Clouds Without Water: A Novel by Garry Harper

Clouds Without Water: A Novel by Garry Harper

Clouds Without Water was a slow burn for me, but it did burn bright — especially in the second half — compelling me to keep reading to discover what happens to Calvary and its more independent-minded denizens.

The novel is a fiction around true events, The Millerite Movement of 1844, in which the Second Coming of Christ and the end of the world was predicted for October 22nd 1844, and The Great Disappointment, when the predicted end did not materialize. Delivered in two parts, Clouds Without Water delivers a portrayal of the community and town at the epicenter of these events, Calvary, NY, where the Millerite Movement begins under the direction of its eponymous leader, Reverend William Miller. Part One focuses on the rise of Miller’s influence, Part Two on what happens when the Apocalypse fails to occur, the subsequent social fallout.

The story the novel promises is fascinating. But Harper’s prose… Well, this was the novel’s “great disappointment.” Harper is heavy-handed in Part One, and the voice behind the writing feels biblical in a supercilious sort of way. There is a plodding sensation, an awkwardness in Part One. Harper has a penchant for long or obscure words, wordy words: “concatenation”, “incredulity”, “entropy”, which made the prose dense and feel overly structured. The characters, so vibrant in Part Two, are underdeveloped in Part One. Indeed, I DNFed this book three times before reading it a fourth time, and completing it.

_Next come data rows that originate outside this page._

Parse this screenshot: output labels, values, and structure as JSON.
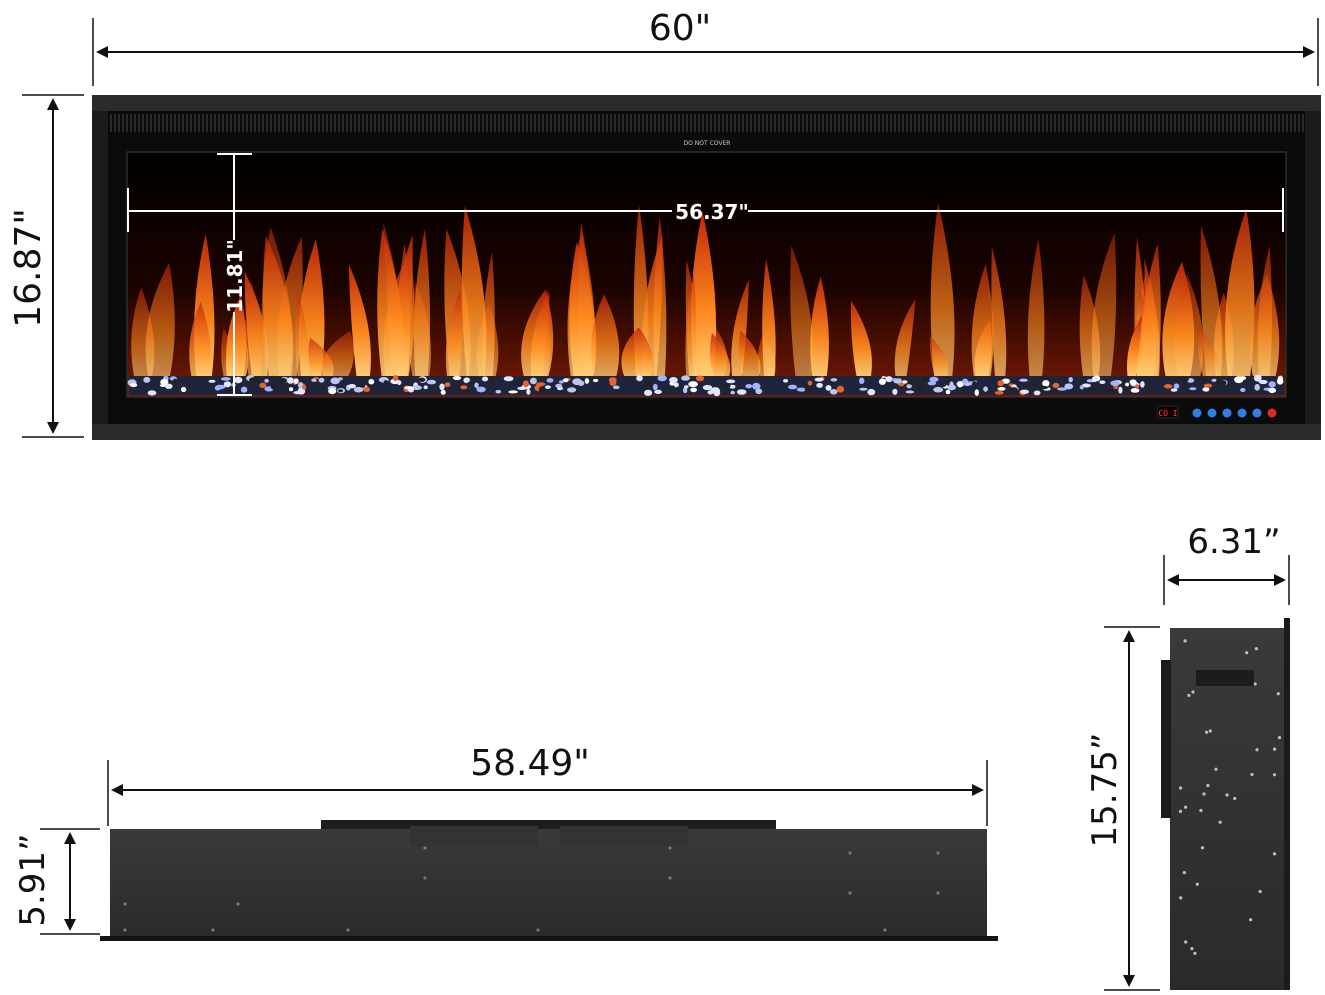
{
  "dimensions": {
    "overall_width": "60\"",
    "overall_height": "16.87\"",
    "viewing_width": "56.37\"",
    "viewing_height": "11.81\"",
    "top_depth_width": "58.49\"",
    "top_depth_height": "5.91”",
    "side_depth": "6.31”",
    "side_height": "15.75”"
  },
  "fireplace": {
    "warning_label": "DO NOT COVER",
    "display_readout": "CO I",
    "control_buttons": [
      "button-1",
      "button-2",
      "button-3",
      "button-4",
      "button-5"
    ],
    "power_button": "power-button"
  },
  "colors": {
    "frame": "#1b1b1b",
    "flame_core": "#ffb347",
    "flame_outer": "#e8430e",
    "control_blue": "#2f7fe0",
    "power_red": "#e0262b",
    "display_red": "#ff4040"
  }
}
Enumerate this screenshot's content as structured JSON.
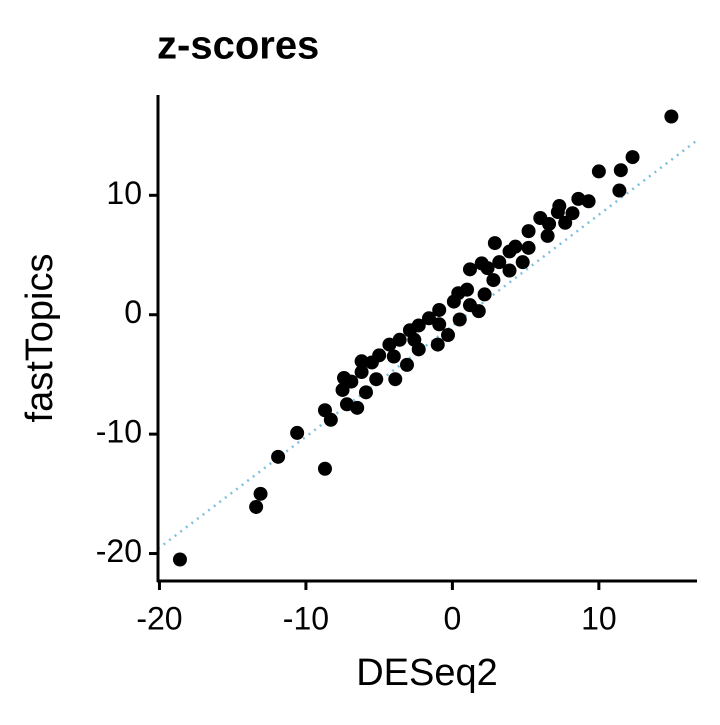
{
  "chart_data": {
    "type": "scatter",
    "title": "z-scores",
    "x_label": "DESeq2",
    "y_label": "fastTopics",
    "xlim": [
      -20.1,
      16.7
    ],
    "ylim": [
      -22.3,
      18.4
    ],
    "xticks": [
      -20,
      -10,
      0,
      10
    ],
    "yticks": [
      -20,
      -10,
      0,
      10
    ],
    "grid": false,
    "color": "#000000",
    "reference_line": {
      "x": [
        -20.1,
        16.7
      ],
      "y": [
        -19.6,
        14.6
      ],
      "color": "#7fbfdf"
    },
    "x": [
      14.95,
      10.0,
      12.3,
      11.5,
      11.4,
      9.3,
      8.6,
      7.3,
      8.2,
      7.2,
      6.0,
      6.6,
      7.7,
      5.2,
      6.5,
      2.9,
      4.3,
      3.9,
      5.2,
      4.8,
      3.2,
      2.4,
      1.2,
      2.0,
      2.8,
      3.9,
      1.0,
      2.2,
      0.4,
      0.1,
      -0.9,
      -1.6,
      -2.3,
      -2.9,
      -3.6,
      -4.3,
      -5.0,
      -5.5,
      -6.2,
      -6.9,
      -7.5,
      -8.7,
      -8.3,
      -7.2,
      -6.5,
      -5.9,
      -5.2,
      -3.9,
      -3.1,
      -2.3,
      -1.0,
      -0.3,
      0.5,
      1.2,
      1.8,
      -8.7,
      -10.6,
      -11.9,
      -13.1,
      -13.4,
      -18.6,
      -7.4,
      -6.2,
      -4.0,
      -2.6,
      -0.9
    ],
    "values": [
      16.6,
      12.0,
      13.2,
      12.1,
      10.4,
      9.5,
      9.7,
      9.1,
      8.5,
      8.6,
      8.1,
      7.6,
      7.7,
      7.0,
      6.6,
      6.0,
      5.7,
      5.3,
      5.6,
      4.4,
      4.4,
      3.9,
      3.8,
      4.3,
      2.9,
      3.7,
      2.1,
      1.7,
      1.8,
      1.1,
      0.4,
      -0.3,
      -0.9,
      -1.3,
      -2.1,
      -2.5,
      -3.4,
      -4.0,
      -4.8,
      -5.6,
      -6.3,
      -8.0,
      -8.8,
      -7.5,
      -7.8,
      -6.5,
      -5.4,
      -5.4,
      -4.2,
      -2.9,
      -2.5,
      -1.7,
      -0.4,
      0.8,
      0.3,
      -12.9,
      -9.9,
      -11.9,
      -15.0,
      -16.1,
      -20.5,
      -5.3,
      -3.9,
      -3.5,
      -2.1,
      -0.8
    ]
  }
}
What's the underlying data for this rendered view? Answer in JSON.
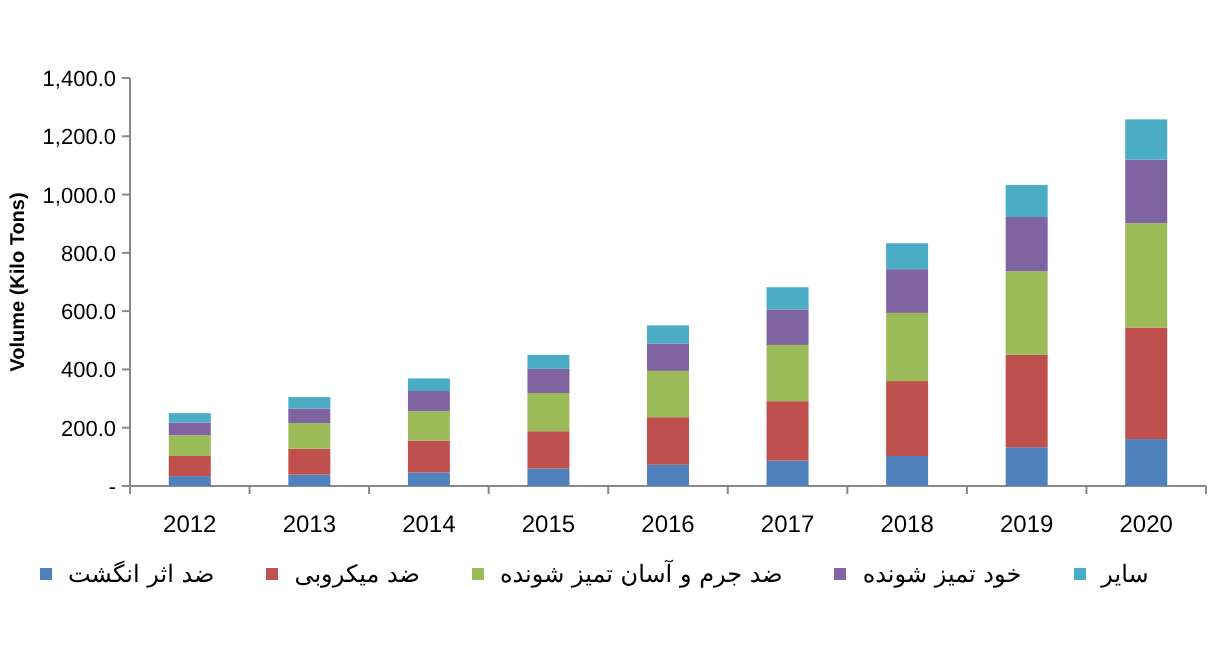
{
  "chart_data": {
    "type": "bar",
    "stacked": true,
    "ylabel": "Volume (Kilo Tons)",
    "categories": [
      "2012",
      "2013",
      "2014",
      "2015",
      "2016",
      "2017",
      "2018",
      "2019",
      "2020"
    ],
    "ylim": [
      0,
      1400
    ],
    "yticks": [
      {
        "value": 0,
        "label": "-"
      },
      {
        "value": 200,
        "label": "200.0"
      },
      {
        "value": 400,
        "label": "400.0"
      },
      {
        "value": 600,
        "label": "600.0"
      },
      {
        "value": 800,
        "label": "800.0"
      },
      {
        "value": 1000,
        "label": "1,000.0"
      },
      {
        "value": 1200,
        "label": "1,200.0"
      },
      {
        "value": 1400,
        "label": "1,400.0"
      }
    ],
    "legend": "bottom",
    "grid": false,
    "series": [
      {
        "name": "ضد اثر انگشت",
        "color": "#4f81bd",
        "values": [
          34,
          39,
          46,
          60,
          73,
          87,
          103,
          133,
          161
        ]
      },
      {
        "name": "ضد میکروبی",
        "color": "#c0504d",
        "values": [
          69,
          89,
          110,
          128,
          163,
          204,
          257,
          317,
          383
        ]
      },
      {
        "name": "ضد جرم و آسان تمیز شونده",
        "color": "#9bbb59",
        "values": [
          71,
          88,
          101,
          131,
          159,
          193,
          234,
          287,
          358
        ]
      },
      {
        "name": "خود تمیز شونده",
        "color": "#8064a2",
        "values": [
          44,
          50,
          69,
          83,
          94,
          122,
          150,
          186,
          218
        ]
      },
      {
        "name": "سایر",
        "color": "#4bacc6",
        "values": [
          32,
          39,
          43,
          48,
          62,
          76,
          89,
          110,
          138
        ]
      }
    ]
  }
}
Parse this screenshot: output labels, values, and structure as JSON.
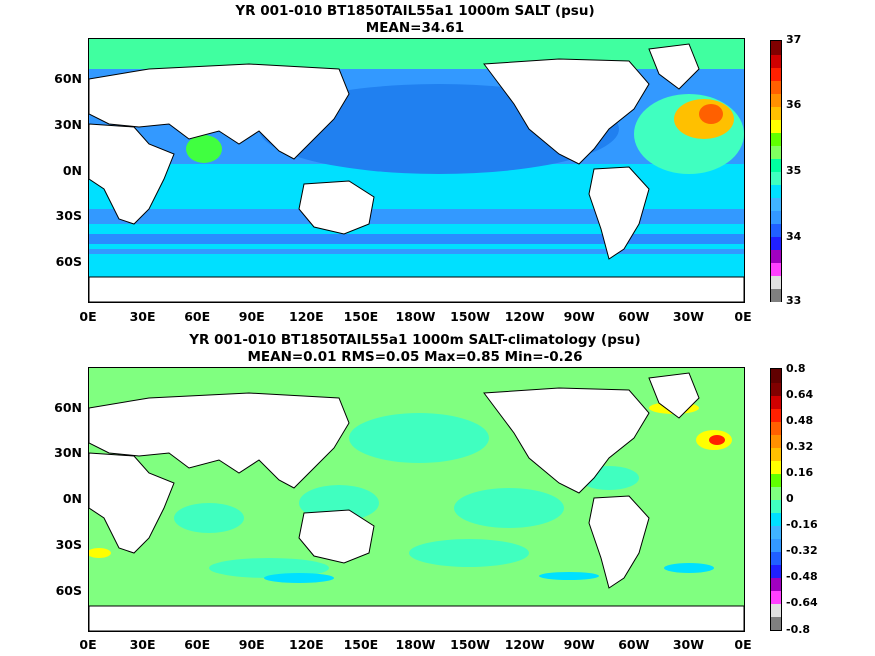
{
  "panel1": {
    "title": "YR 001-010 BT1850TAIL55a1 1000m SALT (psu)",
    "subtitle": "MEAN=34.61",
    "lat_labels": [
      "60N",
      "30N",
      "0N",
      "30S",
      "60S"
    ],
    "lon_labels": [
      "0E",
      "30E",
      "60E",
      "90E",
      "120E",
      "150E",
      "180W",
      "150W",
      "120W",
      "90W",
      "60W",
      "30W",
      "0E"
    ],
    "colorbar_labels": [
      "37",
      "36",
      "35",
      "34",
      "33"
    ],
    "colorbar_colors": [
      "#7f7f7f",
      "#e0e0e0",
      "#ff40ff",
      "#a000c0",
      "#2020ff",
      "#2060ff",
      "#3399ff",
      "#40b4ff",
      "#00e0ff",
      "#40ffc0",
      "#00ffa0",
      "#80ff60",
      "#60ff00",
      "#ffff00",
      "#ffc000",
      "#ff9000",
      "#ff6000",
      "#ff2000",
      "#d00000",
      "#800000"
    ]
  },
  "panel2": {
    "title": "YR 001-010 BT1850TAIL55a1 1000m SALT-climatology (psu)",
    "subtitle": "MEAN=0.01   RMS=0.05   Max=0.85   Min=-0.26",
    "lat_labels": [
      "60N",
      "30N",
      "0N",
      "30S",
      "60S"
    ],
    "lon_labels": [
      "0E",
      "30E",
      "60E",
      "90E",
      "120E",
      "150E",
      "180W",
      "150W",
      "120W",
      "90W",
      "60W",
      "30W",
      "0E"
    ],
    "colorbar_labels": [
      "0.8",
      "0.64",
      "0.48",
      "0.32",
      "0.16",
      "0",
      "-0.16",
      "-0.32",
      "-0.48",
      "-0.64",
      "-0.8"
    ],
    "colorbar_colors": [
      "#7f7f7f",
      "#e0e0e0",
      "#ff40ff",
      "#a000c0",
      "#2020ff",
      "#2060ff",
      "#3399ff",
      "#40b4ff",
      "#00e0ff",
      "#40ffc0",
      "#80ff80",
      "#60ff00",
      "#ffff00",
      "#ffc000",
      "#ff9000",
      "#ff6000",
      "#ff2000",
      "#d00000",
      "#800000",
      "#600000"
    ]
  }
}
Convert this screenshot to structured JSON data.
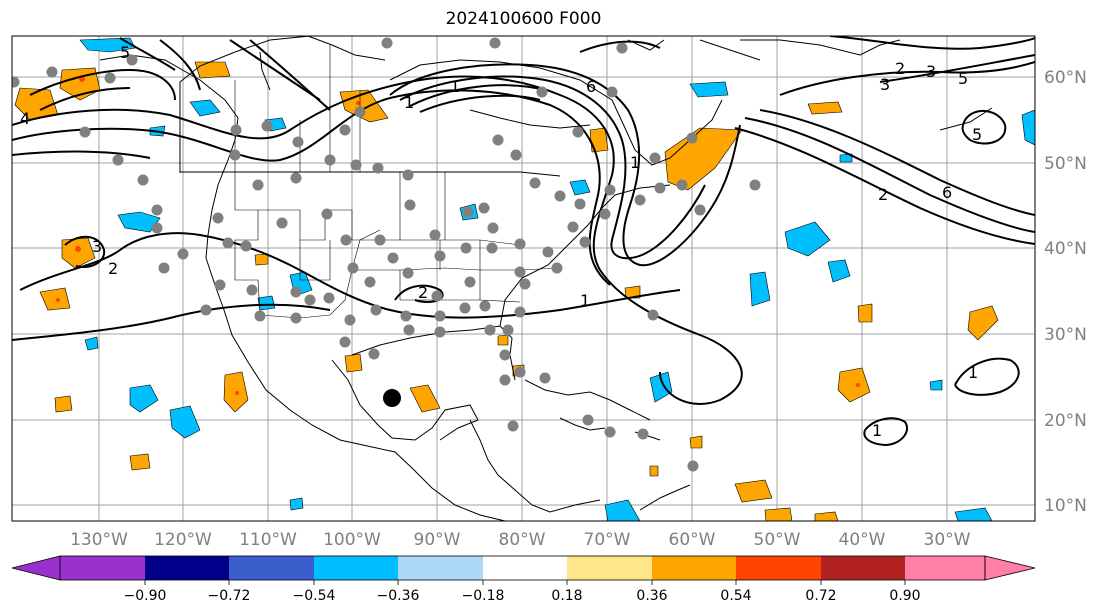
{
  "map": {
    "title": "2024100600 F000",
    "lon_labels": [
      "130°W",
      "120°W",
      "110°W",
      "100°W",
      "90°W",
      "80°W",
      "70°W",
      "60°W",
      "50°W",
      "40°W",
      "30°W"
    ],
    "lat_labels": [
      "60°N",
      "50°N",
      "40°N",
      "30°N",
      "20°N",
      "10°N"
    ],
    "contour_labels": [
      "1",
      "2",
      "3",
      "4",
      "5",
      "6",
      "1",
      "2",
      "3",
      "5",
      "6",
      "2",
      "3",
      "5",
      "1",
      "2",
      "1",
      "1",
      "1"
    ],
    "shading_colors": {
      "negative_strong": "#00bfff",
      "negative_light": "#add8f7",
      "positive_light": "#ffe68a",
      "positive": "#ffa500",
      "positive_strong": "#ff4500"
    },
    "marker_dot_color": "#808080",
    "center_marker_color": "#000000"
  },
  "colorbar": {
    "tick_labels": [
      "−0.90",
      "−0.72",
      "−0.54",
      "−0.36",
      "−0.18",
      "0.18",
      "0.36",
      "0.54",
      "0.72",
      "0.90"
    ],
    "colors": [
      "#9932cc",
      "#00008b",
      "#3a5fcd",
      "#00bfff",
      "#add8f7",
      "#ffffff",
      "#ffe68a",
      "#ffa500",
      "#ff4500",
      "#b22222",
      "#ff7fa6"
    ]
  }
}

Although the novel is, particularly in Part One, pedantic the strength of Harper’s story and his characters do seed a tension which prevailed on this reader to keep reading. Interestingly, the Reverend Miller himself is almost a supporting figure in this novel; though he is the hinge around which the movement develops and Harper deftly crafts his portrayal of Miller’s fervor and charisma, the reader does not witness events through his eyes. Indeed, we are never treated to an internal view of Miller’s mind or heart. The result is a rather one-dimensional Reverend.

That said, while Miller is somewhat flattened, Harper’s other characters shine and are fleshy representations of people most readers would recognize: the Smith family headed by Henry, his children Abigail, Rosemary, and Benji, the town doctor, Dr Clarke, its newspaperman, Josiah Young, Marigold Chandler, descendent of the town’s founders, and Nathaniel Hawthorne, who owns the general store. It is through these characters’ eyes that the reader is treated to a deeply disturbing facet of religious passion. Part Two draws and holds the reader because of them.

Overall, Clouds Without Water delivers.